The FDA’s approval of dupilumab, already approved for severe eczema, for asthma makes it the second biologic for the incurable lung disease. Dupilumab, branded as Dupixent by Regeneron and Sanofi, was cleared as an add-on maintenance treatment for moderate to severe asthma in patients 12 years of age and older.
Dupilumab is more expensive
than omalizumab, but it works on additional pathways than omalizumab and can also be administered at home, while omalizumab must be given in a doctor’s office.
In its press release
, the companies said the wholesale acquisition cost (WAC) will remain unchanged for the new indication.
Dupilumab has a WAC of $37,000 a year, up from $30,000 when it first launched for eczema. The companies raised the price effective June 29.
On GoodRx, a prescription pricing website for consumers, the average retail price for dupixent was $3274.11 for two 150 mg/ml syringes. For omalizumab, the price was $1317.40 for one 150 mg vial.
Dupilumab is the first drug to target the interleukin-4 (IL-4) IL-4 and IL-13 pathways in type 2, or eosinophilic asthma. Last year, the FDA approved dupilumab for the treatment of adults with moderate-to-severe atopic dermatitis whose condition is not properly controlled with topical therapies.
Eosinophilic asthma is a severe form of the condition that doesn’t respond well to inhaled corticosteroids, even at high doses. White blood cells called eosinophils become overactive, causing inflammation that blocks the airway with fluid and mucous. This can cause bronchial spasms. Unlike forms of asthma that are triggered by allergies or an environmental reaction, patients with this condition do not typically have a history of allergies.
Asthma affects approximately 40 million individuals, including 10 million children in the United States.
In a research note from Raymond James, analyst Laura Chico, PhD, said that “uptake in the atopic dermatitis market remains solid,” and that the drug’s asthma label—which includes patients who either have the eosinophilic type of asthma or who are dependent on oral corticosteroids—is unique. By 2026, 30% of the drug’s estimated $8.4 billion in revenue is expected to come from its asthma indication.
In an email to The American Journal of Managed Care® (AJMC®)
, executives from both companies (Michael Jones, vice president, Immunology Commercial Business Unit, Regeneron, and Namish Patel, vice president, Global Program Head Dupilumab, Sanofi) discussed their expectations for dupilumab.
AJMC®: What are your expectations for payer pickup for this?
Discussions with payers/insurers have been positive to date and will continue on an ongoing basis, and we are working towards coverage beginning with payers within 30 days.

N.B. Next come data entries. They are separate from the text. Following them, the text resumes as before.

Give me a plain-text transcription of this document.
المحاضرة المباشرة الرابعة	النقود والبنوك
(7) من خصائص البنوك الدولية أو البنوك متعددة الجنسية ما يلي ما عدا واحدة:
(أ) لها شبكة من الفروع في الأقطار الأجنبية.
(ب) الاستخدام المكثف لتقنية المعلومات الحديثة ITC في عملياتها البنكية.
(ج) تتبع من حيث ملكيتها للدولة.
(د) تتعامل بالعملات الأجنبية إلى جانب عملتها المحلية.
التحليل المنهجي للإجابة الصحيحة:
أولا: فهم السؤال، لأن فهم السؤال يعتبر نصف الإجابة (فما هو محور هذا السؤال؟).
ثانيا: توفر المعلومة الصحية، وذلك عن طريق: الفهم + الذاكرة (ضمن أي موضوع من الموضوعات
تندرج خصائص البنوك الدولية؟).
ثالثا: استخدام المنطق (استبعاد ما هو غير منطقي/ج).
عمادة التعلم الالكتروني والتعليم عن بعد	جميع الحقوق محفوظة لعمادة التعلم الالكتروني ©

We have a shared goal with patients, physicians, and payers/insurers to reduce the burden of moderate-to-severe asthma and will continue working with payers/insurers to ensure appropriate patients gain access to Dupixent as quickly as possible.
AJMC®: What is the cost as compared to omalizumab?
We cannot comment on the price of Dupixent compared to other asthma biologics. That being said, we are committed to bringing innovative treatment options to patients where an unmet need exists. We believe patients need access to innovative medicines, and we balance this with the value they bring to healthcare systems.
AJMC®: Does it carry a black box warning or have a risk of anaphylaxis like omalizumab?
There is no black box warning but in asthma patients, Dupixent can cause serious side effects including allergic reactions (including a severe reaction known as anaphylaxis) and rarely, inflammation of blood vessels. In the asthma clinical trials, the adverse reactions that occurred with Dupixent at a rate of at least 1% and more frequently than the respective comparator were injection site reactions, pain in the throat, and cold sores in your mouth or on your lips.
AJMC®: What other indications is dupilumab being studied for?
Sanofi and Regeneron are also studying dupilumab in a broad range of clinical development programs for diseases driven in part by type 2 inflammation, including chronic rhinosinusitis
with nasal polyps (phase 3), pediatric asthma (phase 3), pediatric atopic dermatitis (phase 3), adolescent atopic dermatitis (phase 3), eosinophilic esophagitis (phase 3), grass allergy (phase 2) and peanut allergy (phase 2), and a future trial is planned for chronic obstructive pulmonary disease. Dupilumab is also being studied in combination with REGN-3500, which targets IL-33. These potential uses are investigational and the safety and efficacy have not been evaluated by any regulatory authority.